Now, I'm not a conspiracy nut, but 3 cables being cut in less than a week? C'mon. Conflicting reports over how it happened? C'mon. Politics is everywhere. Politics Owns You. The Victorians built their politics on cables.
On the pro-paranoia horn-tooting front, it's good to see that my own theories about the attraction of nuclear power are backed up by national press. Namely, that nuclear energy is not a warfare threat, but a commodity, and therefore an economic threat. In short, creating nuclear fuel is a centralised process (as opposed to, say, wind or solar energy), which means it can be controlled more easily and, from there, sold more easily. Wars on nuclear powers are more akin to copy-protected music than to fighting the Bad Guys.
To tie all this together then, we have a) a falling, flailing dollar as the US's self-sufficiency comes to a rapid (but foretold) end, and b) a new marketplace opportunity, a re-discovery of an energy paradigm. The two are completely related, so chuck out those notions of coincidence. There is, in other words, a power gap.

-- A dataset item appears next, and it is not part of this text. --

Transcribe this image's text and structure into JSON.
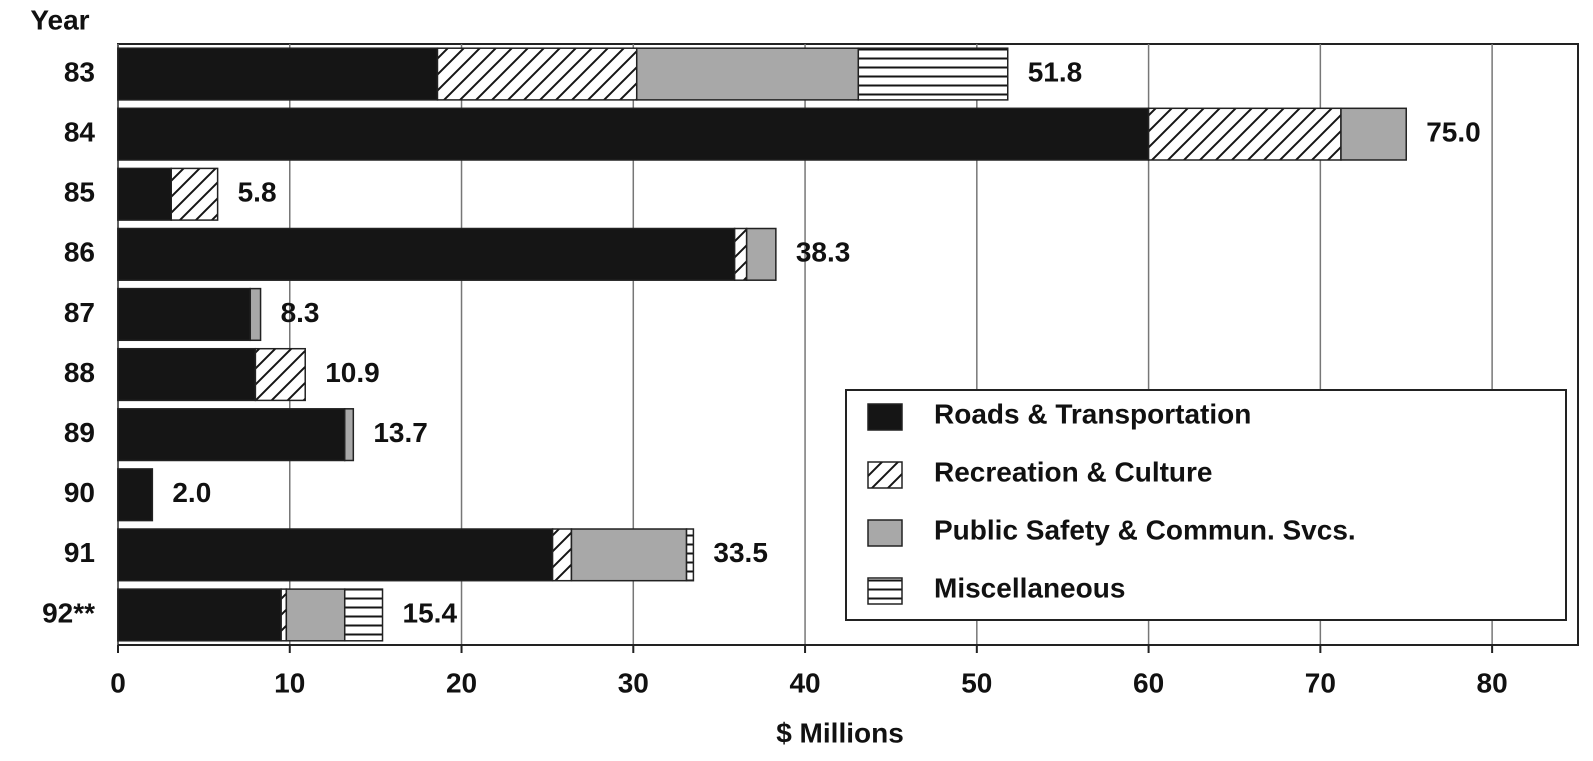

Unfortunately, my sense of history is poor. I couldn't say whether the last Great War* was caused by a similar power gap, or whether it created one. Either way, political nature abhors a power vacuum, and so we stand on the edge of a New Struggle*. "A New Hope", if you're looking for a "positive" spin to put on it... The search for the new "fuelgold standard" is beginning. (Which fits nicely into other thoughts from this week, but I'll come back to them some time later.)
Whether a few scissor snips just delays the inevitable, or actively cancels it somehow, will be a matter of interest. (If I wanted Iran out of the way, I'd have made sure that "submarine" hit that cable quite a few times. Reversing and going over it again should work.)
* I hate talking about the world in terms of war, especially "great" ones. But to understand the way the People In Charge think, this is the rhetoric we need to use. Depressing, isn't it?